On May 1, 4:13 am, CChouse wrote:
On Apr 30, 8:41 pm, dpb wrote:



On Apr 30, 2:00 pm, CChouse wrote:


I have an old house I will soon be dismantling and rebuilding. Prior
to reinstalling the floorboards and most of the other wood I will
reuse, I'd like to have the boards steam cleaned and fumigated to kill
any bugs that may be in the wood and remove old (probably lead based)
paint. Can anyone suggest a company that specializes in this. The
house is located in the Massachusetts Cape Cod area.
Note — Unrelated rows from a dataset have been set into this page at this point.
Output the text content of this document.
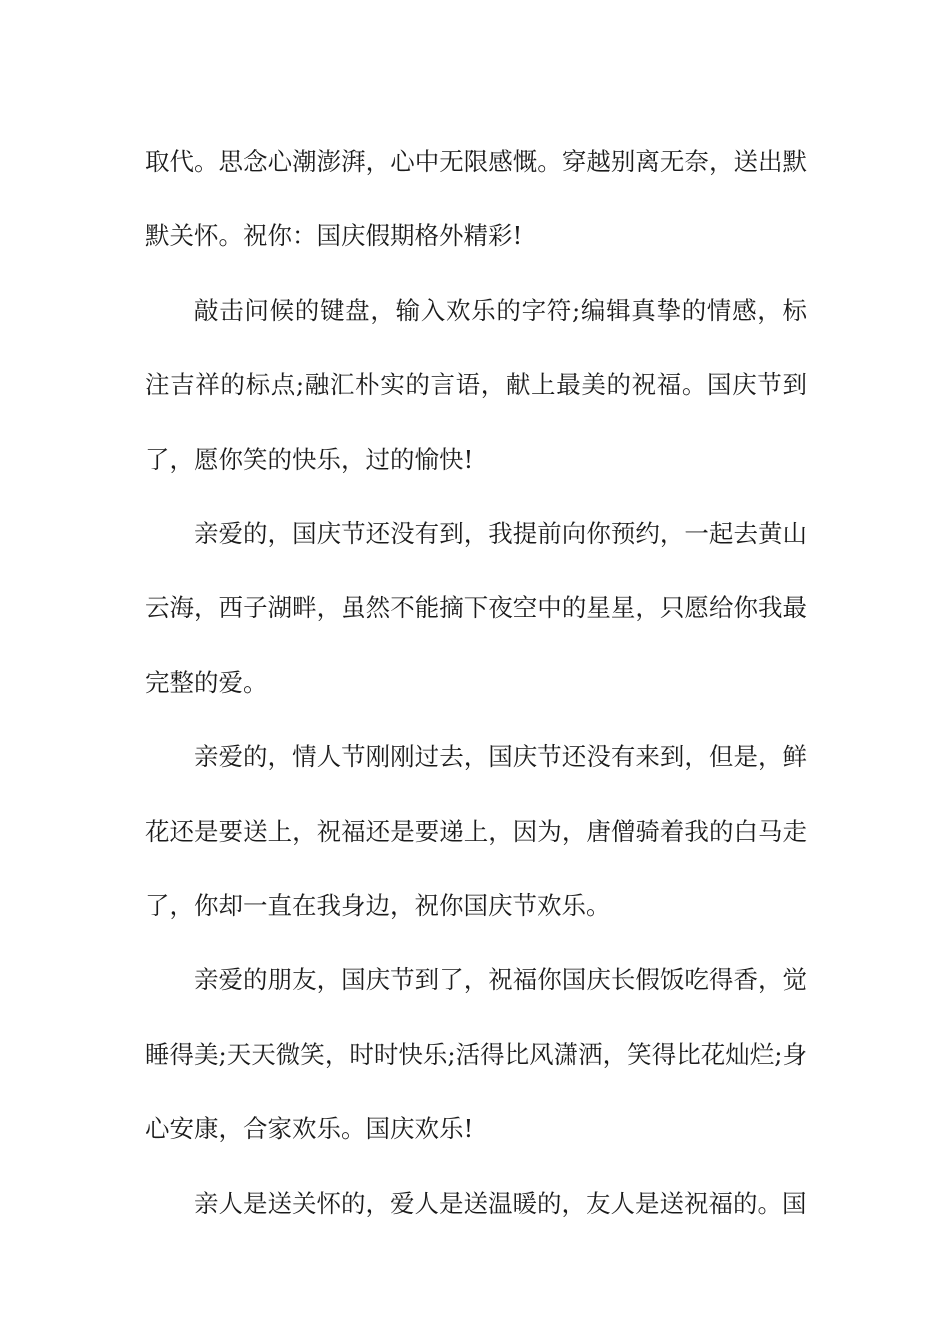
取代。思念心潮澎湃，心中无限感慨。穿越别离无奈，送出默默关怀。祝你：国庆假期格外精彩!

敲击问候的键盘，输入欢乐的字符;编辑真挚的情感，标注吉祥的标点;融汇朴实的言语，献上最美的祝福。国庆节到了，愿你笑的快乐，过的愉快!

亲爱的，国庆节还没有到，我提前向你预约，一起去黄山云海，西子湖畔，虽然不能摘下夜空中的星星，只愿给你我最完整的爱。

亲爱的，情人节刚刚过去，国庆节还没有来到，但是，鲜花还是要送上，祝福还是要递上，因为，唐僧骑着我的白马走了，你却一直在我身边，祝你国庆节欢乐。

亲爱的朋友，国庆节到了，祝福你国庆长假饭吃得香，觉睡得美;天天微笑，时时快乐;活得比风潇洒，笑得比花灿烂;身心安康，合家欢乐。国庆欢乐!

亲人是送关怀的，爱人是送温暖的，友人是送祝福的。国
Thanks in advance for your suggestions.


Unless there's active sign of infestation, you're wasting your time
and money and it won't do any good about paint removal anyway. What
is the wood (species and type of material/dimensions, etc.)? How much
of it is there? How old is "old"? Is it of architectural or other
significance or "just a house"? Knowing some more might make for
other ideas of proceeding.


I've not done an entire house at a time, but have done multiple houses
(as in 25+ altogether) restorations in pre- and shortly post- (Civil)
war era houses in VA. Good quality finish lumber and trim was hand
stripped and sanded. Structural timbers and framing lumber were
either just used as is w/ minimal effort or, on occasion, as someone
else noted, cleaned up and run through planer to true it to consistent
dimensions.


DPB... thanks for the reply. Some answers to your questions:
The part of the house being "rebuilt" is circa 1750. I don't know the
species
of wood but the dimensions are 23 inches wide by 26 feet long
(floorboards).
The wood has signs of powderpost beetles so I'd like to rid the wood
of any living bugs....


But are you seeing any signs of current activity? Unless so, it's
more than likely old damage and not active.

But, one other thought -- you might investigate the subject of "diy
kiln-drying". There's a significant amount of information available
that you could potentially build a small kiln of your own and do the
heat treatment although steaming gets to be a little complicated on
your own. AFAIK, it only takes something otoo 120F for 30-min or so
to kill virtually any of the types of beetle that could include the
powderpost or similar which leave such small exit holes as to be
misidentified as them. Steam itself isn't really mandatory, and as
noted, won't help w/ the paint removal problem, either.

I haven't done a search there, but I'd recommend looking at the US
Forestry Service web site and doing some searching there -- they're
the font of all wood-related knowledge.